New Zealand newspapers had the absolute right to publish but the decision to print cartoons depicting the Prophet Mohammed was "ill-judged" and put the lives of New Zealanders overseas at risk, Prime Minister Helen Clark said today.
Embassies have been torched and new protests have erupted across Asia and the Middle East over the cartoons.
Denmark has been the main target of Muslim rage as the images, one showing the Prophet Mohammad with a turban resembling a bomb, first appeared in a Danish daily.
Muslims in the Gulf region are boycotting Danish goods but Iran has now said it is reviewing trade ties with all countries that published the cartoons, including New Zealand after the Dominion Post, the Press and the Nelson Mail published the caricatures.
Miss Clark told Newstalk ZB today that publishing the cartoons conveyed disrespect for Muslim people at a time when it was inflaming relations.
New Zealand was now faced with the situation where some media had "dragged us into this and it puts our people offshore at risk," she said.
In another interview on TV One she said she had advice "that if the cartoons were published in New Zealand there would certainly be security implications for our people offshore. The Dominion (Post) published knowing that."
The media made decisions all the time about what it would and would not publish.
"I think a decision to publish is always one of judgement, or one of taste, or one of timing and even I know that media exercise that judgement and that taste all the time.
"We don't always agree with the decisions they make. We always defend the right to publish. That is absolute in a country like ours but the question is, is a particular decision at a particular time the right one. It's fair to say that most newspapers in our country haven't published the cartoons."
The decision by some newspapers to publish might have been considered "a little further than it was".
In the end, the decision to publish the cartoons was "simply gratuitous".
"It's not done for any good reason at all," she said.
"Judgement about taste, timing, content, this is the stock and trade of an editorial room and sometimes, in my view, they don't get it right."
Most Kiwis were wondering why New Zealand had got into this row, Miss Clark said.
She was questioned over whether the violent reaction in the Muslim world to the publication of the cartoons simply showed how intolerant the Muslim world was to anything questioning Islamic beliefs.
Islam, like Christianity, contained the whole spectrum of opinion, she said.
"Just as we wouldn't condemn everyone who adhered to the Christian faith because some people felt so strongly about abortion that they murdered a doctor who performed it, nor should we condemn all of Islam because out on the edge some people commit very extreme crimes.
"I think we're all watching very, very shocked as the embassies of peaceful countries like Norway and Denmark are ransacked.
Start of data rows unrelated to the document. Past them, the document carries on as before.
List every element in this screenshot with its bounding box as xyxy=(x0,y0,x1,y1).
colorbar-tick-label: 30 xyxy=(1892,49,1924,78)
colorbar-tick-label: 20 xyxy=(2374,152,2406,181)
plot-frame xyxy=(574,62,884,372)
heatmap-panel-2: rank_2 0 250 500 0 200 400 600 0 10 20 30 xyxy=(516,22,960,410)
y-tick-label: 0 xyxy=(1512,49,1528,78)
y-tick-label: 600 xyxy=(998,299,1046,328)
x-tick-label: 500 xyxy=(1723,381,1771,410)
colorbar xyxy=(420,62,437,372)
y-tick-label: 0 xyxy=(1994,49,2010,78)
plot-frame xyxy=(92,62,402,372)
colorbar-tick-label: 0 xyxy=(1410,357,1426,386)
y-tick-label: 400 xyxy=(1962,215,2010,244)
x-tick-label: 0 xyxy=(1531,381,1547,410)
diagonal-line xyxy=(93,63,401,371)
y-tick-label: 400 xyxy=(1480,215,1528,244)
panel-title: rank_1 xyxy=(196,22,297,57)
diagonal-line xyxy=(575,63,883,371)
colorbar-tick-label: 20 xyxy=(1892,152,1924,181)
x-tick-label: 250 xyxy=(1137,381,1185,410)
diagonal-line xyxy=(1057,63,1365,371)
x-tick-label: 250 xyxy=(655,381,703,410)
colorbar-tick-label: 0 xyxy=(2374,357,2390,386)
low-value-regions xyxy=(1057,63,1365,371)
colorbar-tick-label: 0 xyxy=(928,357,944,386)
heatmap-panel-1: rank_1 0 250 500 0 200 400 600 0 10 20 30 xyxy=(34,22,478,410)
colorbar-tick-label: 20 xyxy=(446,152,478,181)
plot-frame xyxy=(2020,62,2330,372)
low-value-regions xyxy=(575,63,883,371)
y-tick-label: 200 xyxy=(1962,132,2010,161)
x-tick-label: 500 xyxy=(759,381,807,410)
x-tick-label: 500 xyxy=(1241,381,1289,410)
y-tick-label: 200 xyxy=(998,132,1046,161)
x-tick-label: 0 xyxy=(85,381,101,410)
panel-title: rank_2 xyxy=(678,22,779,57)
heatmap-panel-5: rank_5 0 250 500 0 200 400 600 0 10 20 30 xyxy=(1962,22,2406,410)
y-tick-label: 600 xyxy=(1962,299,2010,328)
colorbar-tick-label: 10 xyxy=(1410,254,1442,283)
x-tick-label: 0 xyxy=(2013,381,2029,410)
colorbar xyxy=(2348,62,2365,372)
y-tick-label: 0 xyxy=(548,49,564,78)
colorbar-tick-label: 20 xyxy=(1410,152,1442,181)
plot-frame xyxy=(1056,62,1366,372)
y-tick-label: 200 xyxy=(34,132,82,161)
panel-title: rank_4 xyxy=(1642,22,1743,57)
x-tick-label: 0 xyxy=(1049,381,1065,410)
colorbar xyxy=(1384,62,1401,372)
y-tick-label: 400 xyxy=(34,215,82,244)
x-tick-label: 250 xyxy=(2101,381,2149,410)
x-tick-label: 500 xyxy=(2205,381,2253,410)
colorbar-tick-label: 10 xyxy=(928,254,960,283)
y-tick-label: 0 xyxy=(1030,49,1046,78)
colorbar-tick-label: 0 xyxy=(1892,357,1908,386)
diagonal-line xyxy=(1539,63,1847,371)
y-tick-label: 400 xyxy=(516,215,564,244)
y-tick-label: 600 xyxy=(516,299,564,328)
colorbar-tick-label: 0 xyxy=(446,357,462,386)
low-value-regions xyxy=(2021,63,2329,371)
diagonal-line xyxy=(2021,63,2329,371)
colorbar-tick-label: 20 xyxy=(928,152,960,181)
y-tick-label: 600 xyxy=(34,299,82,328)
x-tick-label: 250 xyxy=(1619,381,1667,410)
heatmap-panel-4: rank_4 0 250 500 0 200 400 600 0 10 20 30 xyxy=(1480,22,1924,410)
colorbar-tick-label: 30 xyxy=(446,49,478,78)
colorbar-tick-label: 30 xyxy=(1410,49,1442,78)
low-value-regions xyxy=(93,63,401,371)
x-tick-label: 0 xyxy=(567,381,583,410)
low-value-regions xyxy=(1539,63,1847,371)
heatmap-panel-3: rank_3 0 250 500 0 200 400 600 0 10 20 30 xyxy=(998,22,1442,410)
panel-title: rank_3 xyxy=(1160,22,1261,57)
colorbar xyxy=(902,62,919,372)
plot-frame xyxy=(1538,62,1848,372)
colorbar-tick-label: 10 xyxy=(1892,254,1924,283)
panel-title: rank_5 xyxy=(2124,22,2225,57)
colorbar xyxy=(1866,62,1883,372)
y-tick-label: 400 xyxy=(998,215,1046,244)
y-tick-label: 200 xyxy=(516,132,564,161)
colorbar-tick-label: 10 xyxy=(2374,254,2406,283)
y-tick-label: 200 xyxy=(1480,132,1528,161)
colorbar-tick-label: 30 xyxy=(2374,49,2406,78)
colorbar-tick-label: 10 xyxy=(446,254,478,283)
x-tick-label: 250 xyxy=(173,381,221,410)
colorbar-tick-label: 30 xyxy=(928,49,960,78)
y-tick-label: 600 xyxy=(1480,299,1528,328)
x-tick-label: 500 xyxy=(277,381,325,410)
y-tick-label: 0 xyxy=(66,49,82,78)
It's an appalling thing to happen."
Trade Minister Phil Goff said today that the publication of the cartoons in New Zealand had the potential to damage New Zealand trade to Iran and other "offended" countries and officials were working to counter that.
Mr Goff said no country had specifically said it would boycott New Zealand goods and "we hope that it won't happen".
However, the Iranian government had set up a committee to look at and possibly annul trade deals with countries that had published the cartoons.
"So we can't rule out that there may be a damaging effect from their printing in New Zealand."
New Zealand exports to Iran were worth more than $100 million a year while its exports to the wider Islamic world totalled around $1.5 billion.
The Government had made clear that neither exporters nor the Government were responsible for the editorial decisions of newspapers.
This message was being conveyed by foreign affairs officials to the Iranian ambassador in New Zealand and to officials in Iran.
Given the reaction in Denmark, Norway and Sweden, that might not work.
"But I think at this stage all we can do is make clear the facts of the situation and hope that the outcome is not damaging to New Zealand exporters and that the matter will be seen as it is -- a judgment made by some newspaper editors while other newspaper editors made the opposition judgment."
Mr Goff said he was concerned about the intensity of the response to the publication of the cartoons.
New Zealand staff at embassies and trade offices around the world were conscious of that "level of emotion" but he was not aware of any formal security directives to staff, "we certainly aren't closing embassies or anything of that nature".
A Ministry of Foreign Affairs spokeswoman said it had received no reports of staff at New Zealand embassies and offices overseas having any problems.
There had been coverage in Turkey, Iran and Eygpt of the fact newspapers in New Zealand had published the cartoons, although it was also noted this was a decision independent of the Government's support, Mr Goff said.